Fishing is a popular sport here. Local tackle shops can provide advice on or sell permits for loch and river fishing. Sea fishing is also good fun, but be careful on the Solway Coast as the tide comes in quickly along the sandy, flat inlets.
Those interested in history can visit sites related to the Scottish Wars of Independence, the Covenanters and various other historical events.
Galloway is famous for dairy produce, including a variety of local cheeses and Cream of Galloway ice-cream, a luxury brand produced near Kirkcudbright and widely available throughout the region.
Disappointingly, it can be difficult to get hold of freshly landed local fish, however there are fishmongers at the Isle of Whithorn and the Galloway Smokehouse near Creetown.
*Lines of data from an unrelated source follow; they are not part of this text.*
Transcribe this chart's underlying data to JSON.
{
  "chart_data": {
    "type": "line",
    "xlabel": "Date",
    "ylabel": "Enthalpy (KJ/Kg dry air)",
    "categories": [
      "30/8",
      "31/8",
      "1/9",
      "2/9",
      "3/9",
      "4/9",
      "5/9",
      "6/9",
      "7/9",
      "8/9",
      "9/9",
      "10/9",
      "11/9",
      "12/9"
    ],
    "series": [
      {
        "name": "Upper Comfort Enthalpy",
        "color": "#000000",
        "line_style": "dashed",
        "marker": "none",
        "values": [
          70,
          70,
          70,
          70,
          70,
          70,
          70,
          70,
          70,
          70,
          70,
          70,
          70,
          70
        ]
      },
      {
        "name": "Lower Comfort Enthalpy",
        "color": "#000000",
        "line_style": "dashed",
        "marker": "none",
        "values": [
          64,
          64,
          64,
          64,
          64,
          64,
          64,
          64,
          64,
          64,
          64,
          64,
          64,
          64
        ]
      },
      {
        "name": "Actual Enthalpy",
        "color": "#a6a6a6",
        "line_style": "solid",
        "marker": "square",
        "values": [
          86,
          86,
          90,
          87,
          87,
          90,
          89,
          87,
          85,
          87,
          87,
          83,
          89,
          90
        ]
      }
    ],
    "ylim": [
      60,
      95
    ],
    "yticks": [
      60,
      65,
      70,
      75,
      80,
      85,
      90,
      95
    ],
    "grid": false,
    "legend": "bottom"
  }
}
Speaking of smokehouses, the Galloway Smokehouse supplies a range of excellent smoked meats, cheeses and fish. Marberry Smokehouse has an outlet close by - the company supplies many top restaurants in Glasgow and further afield.
In early summer, new pototoes are available either local or from Ayrshire, and are something of a local delicacy.
Local game is sometimes available from butchers and restaurants.
Castle Douglas styles itself as the region's food town - both locally produced and more exotic foodstuffs are available there.
Pub food is generally above average; most villages have at least one pub that serves excellent meals.
There are train stations in Dumfries and Stranraer. While travelling between the two major towns by train is not recommended as there's no direct line, both have several trains a day heading north to Glasgow.
Intercity buses from all over the UK terminate at Stranraer.